Poki Time will open its second location in a former combination Taco Bell/KFC, although Eater reports it will only call that Marina location home for a few years as the building is set to be demolished to make room for condos. Until that time, however, you can grab Hawaiian-inspired dishes at Lombard and Fillmore Streets.

As we previously mentioned, Mission District's Laszlo's reopened last night, and Eater has the full report. Owner and chef Gayle Pirie is still in charge, but both the food and drink menu have been updated.

The Outer Richmond is getting a new cafe by the name of Orson's Belly. Tablehopper notes that owner Cem Salur will serve up Turkish breakfasts in addition to coffee from De La Paz.

Taiwanese dumpling spot Din Tai Fung opened this week, and Inside Scoop reports that there were very, very long lines. The Santa Clara location is inside Westfield Valley Fair, and the publication notes that the restaurant served around 1,000 people on Tuesday.

Blue Bottle will open a shop in South Park, Hoodline reports, with a hoped-for debut this fall. The business has its eye on a location inside the former Jeremy's.

Mission Cheese, on the other hand, has been forced to look across the Bay in its efforts to expand. Inside Scoop tells us that owners Oliver Dameron, Sarah Dvorak, and Eric Miller couldn't get an affordable lease in SF proper, and as such Maker’s Common, as they're calling the spot, will open in Berkeley instead. It will be a retail store and restaurant.

This Week In Reviews

For his midweek checkup, the Chronicle's Michael Bauer returned to Oro. He finds that chef and owner Jason Fox's restaurant has "matured" with a revamping of the menu, and that in doing away with shared plates the menu's focus has changed but the "bold preparations" have remained. Bauer enjoyed the seasonal crab salad, remarking on its presentation, and observed that the asparagus soup "tastes like essence of the vegetable." He gives the Fifth and Mission restaurant two and a half stars.

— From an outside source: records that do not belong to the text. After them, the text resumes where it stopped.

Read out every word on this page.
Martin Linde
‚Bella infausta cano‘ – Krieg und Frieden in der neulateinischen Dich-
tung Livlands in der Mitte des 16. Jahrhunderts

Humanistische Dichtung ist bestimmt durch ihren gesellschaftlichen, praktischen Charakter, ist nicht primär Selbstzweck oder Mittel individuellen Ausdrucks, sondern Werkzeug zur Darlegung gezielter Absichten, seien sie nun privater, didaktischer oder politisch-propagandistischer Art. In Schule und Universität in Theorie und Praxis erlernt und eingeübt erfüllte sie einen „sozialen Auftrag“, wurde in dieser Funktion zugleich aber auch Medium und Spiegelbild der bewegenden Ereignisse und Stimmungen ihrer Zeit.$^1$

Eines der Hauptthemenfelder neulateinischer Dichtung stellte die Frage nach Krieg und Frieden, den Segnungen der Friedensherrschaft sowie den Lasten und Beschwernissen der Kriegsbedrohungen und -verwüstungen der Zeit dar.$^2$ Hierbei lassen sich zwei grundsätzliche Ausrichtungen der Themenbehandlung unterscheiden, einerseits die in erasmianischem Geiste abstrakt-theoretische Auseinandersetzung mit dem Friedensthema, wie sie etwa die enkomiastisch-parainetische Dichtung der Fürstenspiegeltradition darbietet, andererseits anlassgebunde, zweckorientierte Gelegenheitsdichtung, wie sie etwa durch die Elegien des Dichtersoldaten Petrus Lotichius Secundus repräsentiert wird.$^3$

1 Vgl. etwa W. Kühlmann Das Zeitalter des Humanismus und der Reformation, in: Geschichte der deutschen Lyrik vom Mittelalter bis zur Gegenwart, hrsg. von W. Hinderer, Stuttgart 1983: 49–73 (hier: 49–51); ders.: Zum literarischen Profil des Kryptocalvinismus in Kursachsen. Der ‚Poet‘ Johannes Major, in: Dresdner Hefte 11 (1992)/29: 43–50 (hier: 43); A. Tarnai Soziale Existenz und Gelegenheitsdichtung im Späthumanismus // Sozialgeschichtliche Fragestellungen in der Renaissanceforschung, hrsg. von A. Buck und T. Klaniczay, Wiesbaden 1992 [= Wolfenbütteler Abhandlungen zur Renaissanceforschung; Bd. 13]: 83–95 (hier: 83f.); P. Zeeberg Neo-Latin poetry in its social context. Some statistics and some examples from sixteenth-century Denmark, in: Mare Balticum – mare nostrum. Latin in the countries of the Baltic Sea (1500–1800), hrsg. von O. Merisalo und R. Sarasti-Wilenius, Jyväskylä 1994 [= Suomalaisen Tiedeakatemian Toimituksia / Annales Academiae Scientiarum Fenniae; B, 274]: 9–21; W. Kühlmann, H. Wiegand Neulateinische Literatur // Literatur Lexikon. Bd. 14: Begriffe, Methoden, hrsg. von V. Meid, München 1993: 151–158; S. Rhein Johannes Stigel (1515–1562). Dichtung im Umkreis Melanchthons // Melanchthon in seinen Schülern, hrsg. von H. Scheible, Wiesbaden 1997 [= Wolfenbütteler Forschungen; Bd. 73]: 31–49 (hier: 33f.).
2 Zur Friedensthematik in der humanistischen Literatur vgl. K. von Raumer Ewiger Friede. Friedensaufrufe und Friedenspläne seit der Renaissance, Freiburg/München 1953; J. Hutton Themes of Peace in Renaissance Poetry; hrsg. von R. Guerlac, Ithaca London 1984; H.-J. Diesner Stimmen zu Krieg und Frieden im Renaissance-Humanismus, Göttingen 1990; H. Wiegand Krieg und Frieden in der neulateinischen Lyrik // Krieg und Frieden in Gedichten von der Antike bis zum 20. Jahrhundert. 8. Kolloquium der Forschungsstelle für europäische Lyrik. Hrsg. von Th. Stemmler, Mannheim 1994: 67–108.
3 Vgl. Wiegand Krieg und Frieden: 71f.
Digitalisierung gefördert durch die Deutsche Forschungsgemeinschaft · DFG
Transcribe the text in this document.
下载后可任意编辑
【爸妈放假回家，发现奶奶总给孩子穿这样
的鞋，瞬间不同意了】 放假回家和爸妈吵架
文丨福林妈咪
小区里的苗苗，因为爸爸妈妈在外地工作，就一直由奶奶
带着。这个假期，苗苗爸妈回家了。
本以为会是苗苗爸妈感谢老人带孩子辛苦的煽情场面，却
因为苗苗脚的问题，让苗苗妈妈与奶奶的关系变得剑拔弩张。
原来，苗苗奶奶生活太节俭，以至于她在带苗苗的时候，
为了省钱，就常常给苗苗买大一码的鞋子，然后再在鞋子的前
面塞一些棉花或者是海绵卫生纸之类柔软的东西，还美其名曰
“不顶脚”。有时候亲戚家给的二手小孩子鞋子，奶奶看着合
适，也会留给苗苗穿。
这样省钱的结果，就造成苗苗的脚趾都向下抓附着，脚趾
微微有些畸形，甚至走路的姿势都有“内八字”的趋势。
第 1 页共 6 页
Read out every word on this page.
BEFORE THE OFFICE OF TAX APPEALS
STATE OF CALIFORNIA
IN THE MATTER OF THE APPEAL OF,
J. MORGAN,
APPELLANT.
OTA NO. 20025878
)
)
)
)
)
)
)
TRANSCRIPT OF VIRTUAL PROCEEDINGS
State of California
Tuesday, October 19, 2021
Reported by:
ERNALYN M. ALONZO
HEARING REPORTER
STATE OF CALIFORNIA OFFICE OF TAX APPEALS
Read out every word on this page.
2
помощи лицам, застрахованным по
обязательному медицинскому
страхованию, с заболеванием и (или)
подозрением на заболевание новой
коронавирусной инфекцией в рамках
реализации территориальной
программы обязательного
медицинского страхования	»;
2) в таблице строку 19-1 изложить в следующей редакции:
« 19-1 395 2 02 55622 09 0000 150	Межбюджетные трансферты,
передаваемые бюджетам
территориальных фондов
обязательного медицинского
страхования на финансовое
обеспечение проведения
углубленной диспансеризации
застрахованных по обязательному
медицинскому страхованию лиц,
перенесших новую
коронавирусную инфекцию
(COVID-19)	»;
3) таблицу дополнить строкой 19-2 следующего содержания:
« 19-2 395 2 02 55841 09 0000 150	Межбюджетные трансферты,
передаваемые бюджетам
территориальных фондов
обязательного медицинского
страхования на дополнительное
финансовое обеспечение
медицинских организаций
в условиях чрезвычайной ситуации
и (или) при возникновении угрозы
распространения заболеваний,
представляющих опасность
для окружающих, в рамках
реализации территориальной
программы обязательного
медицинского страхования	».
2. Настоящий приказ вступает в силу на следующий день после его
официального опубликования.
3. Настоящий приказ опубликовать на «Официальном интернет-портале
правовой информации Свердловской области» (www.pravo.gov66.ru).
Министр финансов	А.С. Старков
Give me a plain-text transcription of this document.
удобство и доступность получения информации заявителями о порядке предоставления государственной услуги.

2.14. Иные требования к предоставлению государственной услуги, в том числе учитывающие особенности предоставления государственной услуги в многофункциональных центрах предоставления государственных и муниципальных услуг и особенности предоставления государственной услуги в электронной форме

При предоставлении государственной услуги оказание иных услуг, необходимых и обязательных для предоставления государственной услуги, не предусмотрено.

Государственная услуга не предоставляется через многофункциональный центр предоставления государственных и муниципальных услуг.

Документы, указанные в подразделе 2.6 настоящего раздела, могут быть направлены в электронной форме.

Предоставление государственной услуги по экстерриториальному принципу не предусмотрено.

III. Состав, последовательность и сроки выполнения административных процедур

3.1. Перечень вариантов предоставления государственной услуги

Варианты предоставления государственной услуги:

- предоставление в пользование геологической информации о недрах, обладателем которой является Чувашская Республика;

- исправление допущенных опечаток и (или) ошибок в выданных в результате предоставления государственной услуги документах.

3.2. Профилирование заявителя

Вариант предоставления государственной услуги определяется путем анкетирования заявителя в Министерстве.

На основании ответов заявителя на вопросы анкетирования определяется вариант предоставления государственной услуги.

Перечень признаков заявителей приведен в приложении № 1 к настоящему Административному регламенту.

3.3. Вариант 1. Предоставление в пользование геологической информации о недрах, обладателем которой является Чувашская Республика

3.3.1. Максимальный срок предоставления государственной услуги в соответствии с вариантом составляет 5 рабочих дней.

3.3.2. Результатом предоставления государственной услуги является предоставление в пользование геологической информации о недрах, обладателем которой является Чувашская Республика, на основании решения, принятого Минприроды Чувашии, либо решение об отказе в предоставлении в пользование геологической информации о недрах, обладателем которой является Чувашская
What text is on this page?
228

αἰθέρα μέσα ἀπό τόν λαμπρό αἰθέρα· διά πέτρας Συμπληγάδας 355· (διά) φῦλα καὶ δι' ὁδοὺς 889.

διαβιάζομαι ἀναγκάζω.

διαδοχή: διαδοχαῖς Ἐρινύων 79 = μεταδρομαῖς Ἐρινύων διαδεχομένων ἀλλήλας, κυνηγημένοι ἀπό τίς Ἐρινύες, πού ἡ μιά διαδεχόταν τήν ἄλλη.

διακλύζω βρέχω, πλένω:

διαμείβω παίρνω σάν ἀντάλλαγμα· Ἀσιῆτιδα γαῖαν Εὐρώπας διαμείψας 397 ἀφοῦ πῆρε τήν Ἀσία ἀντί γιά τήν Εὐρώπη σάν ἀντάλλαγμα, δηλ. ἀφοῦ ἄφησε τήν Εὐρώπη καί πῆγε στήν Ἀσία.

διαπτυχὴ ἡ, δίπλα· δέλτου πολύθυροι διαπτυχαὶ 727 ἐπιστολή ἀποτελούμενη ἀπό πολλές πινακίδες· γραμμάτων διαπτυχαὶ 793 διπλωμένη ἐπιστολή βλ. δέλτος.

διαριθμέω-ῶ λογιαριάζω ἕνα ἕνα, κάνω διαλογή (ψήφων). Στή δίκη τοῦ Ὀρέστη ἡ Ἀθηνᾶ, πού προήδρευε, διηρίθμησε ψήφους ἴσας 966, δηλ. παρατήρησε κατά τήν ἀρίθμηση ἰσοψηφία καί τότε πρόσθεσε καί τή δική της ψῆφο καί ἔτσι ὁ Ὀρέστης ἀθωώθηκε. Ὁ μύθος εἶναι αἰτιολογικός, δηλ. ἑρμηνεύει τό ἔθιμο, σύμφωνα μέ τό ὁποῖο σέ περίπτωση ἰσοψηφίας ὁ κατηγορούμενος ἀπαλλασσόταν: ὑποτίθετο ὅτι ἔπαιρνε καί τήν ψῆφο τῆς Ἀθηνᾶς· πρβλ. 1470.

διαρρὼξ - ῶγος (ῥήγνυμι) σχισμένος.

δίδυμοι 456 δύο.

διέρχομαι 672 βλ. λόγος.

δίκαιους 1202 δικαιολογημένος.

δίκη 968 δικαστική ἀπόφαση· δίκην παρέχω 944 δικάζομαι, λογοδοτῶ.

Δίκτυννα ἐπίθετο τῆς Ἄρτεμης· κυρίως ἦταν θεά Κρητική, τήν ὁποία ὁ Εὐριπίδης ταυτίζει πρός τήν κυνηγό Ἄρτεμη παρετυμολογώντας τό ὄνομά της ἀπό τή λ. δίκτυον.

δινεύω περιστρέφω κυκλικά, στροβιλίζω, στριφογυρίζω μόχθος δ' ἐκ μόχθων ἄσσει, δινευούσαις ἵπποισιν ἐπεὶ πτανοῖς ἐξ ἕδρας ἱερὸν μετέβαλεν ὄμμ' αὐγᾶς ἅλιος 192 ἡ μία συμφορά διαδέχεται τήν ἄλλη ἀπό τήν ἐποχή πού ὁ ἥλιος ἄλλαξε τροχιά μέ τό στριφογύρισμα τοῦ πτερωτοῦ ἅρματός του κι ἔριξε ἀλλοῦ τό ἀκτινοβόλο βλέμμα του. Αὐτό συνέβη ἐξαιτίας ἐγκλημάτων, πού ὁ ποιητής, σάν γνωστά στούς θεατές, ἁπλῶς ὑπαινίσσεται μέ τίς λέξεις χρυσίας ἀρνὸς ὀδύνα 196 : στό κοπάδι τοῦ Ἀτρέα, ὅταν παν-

Okane (669 Townsend Street), the casual sushi spinoff of the much more formal (and pricy) Omakase, is the subject of Mr. Bauer's Sunday review. He says the menu can be a bit confusing to navigate with "a cafeteria of categories," but he's a fan of a whole small mackerel that recently appeared, served sashimi-style but then the waiter takes the carcass away and brings it back fried, so you can "eat the bones like potato chips." He also enjoys the "excellent" agedashi tofu and a mixed grill plate called The Meat Ippin. All told: two and a half stars.

The Weekly's Peter Lawrence Kane headed to Bar San Pancho. Classifying it as "a sports bar with a cocktail list and better-than-fried-spuds food," he observes that the Mission District bar and restaurant appears to be going for the coveted drunk-person demographic. He and his compatriot went with the tortas, although a con queso burger is also on the menu. While the drinks may be "decent," in Kane's estimation the atmosphere is not — observing that it neither gets dive bar nor cocktail joint quite right. It doesn't read like he'll be returning.

In what sounds like very much a different experience, Kane details his time spent at Waxman's. As the name would suggest, the restaurant is the work of 2016 James Beard Award winner Jonathan Waxman, of New York's Barbuto. Kane right away notes that the large size of the restaurant has perhaps restricted the risks the chef is able to take, and in his mind it "[hews] close to expectations." Regardless of the apparent lack of surprises, he finds a few things to like. The poached eggs are "beautifully composed and executed," and the Dungeness crab main grabbed his attention. Overall, however, Kane suggests Waxman's will succeed in drawing in tourists, but not repeat locals.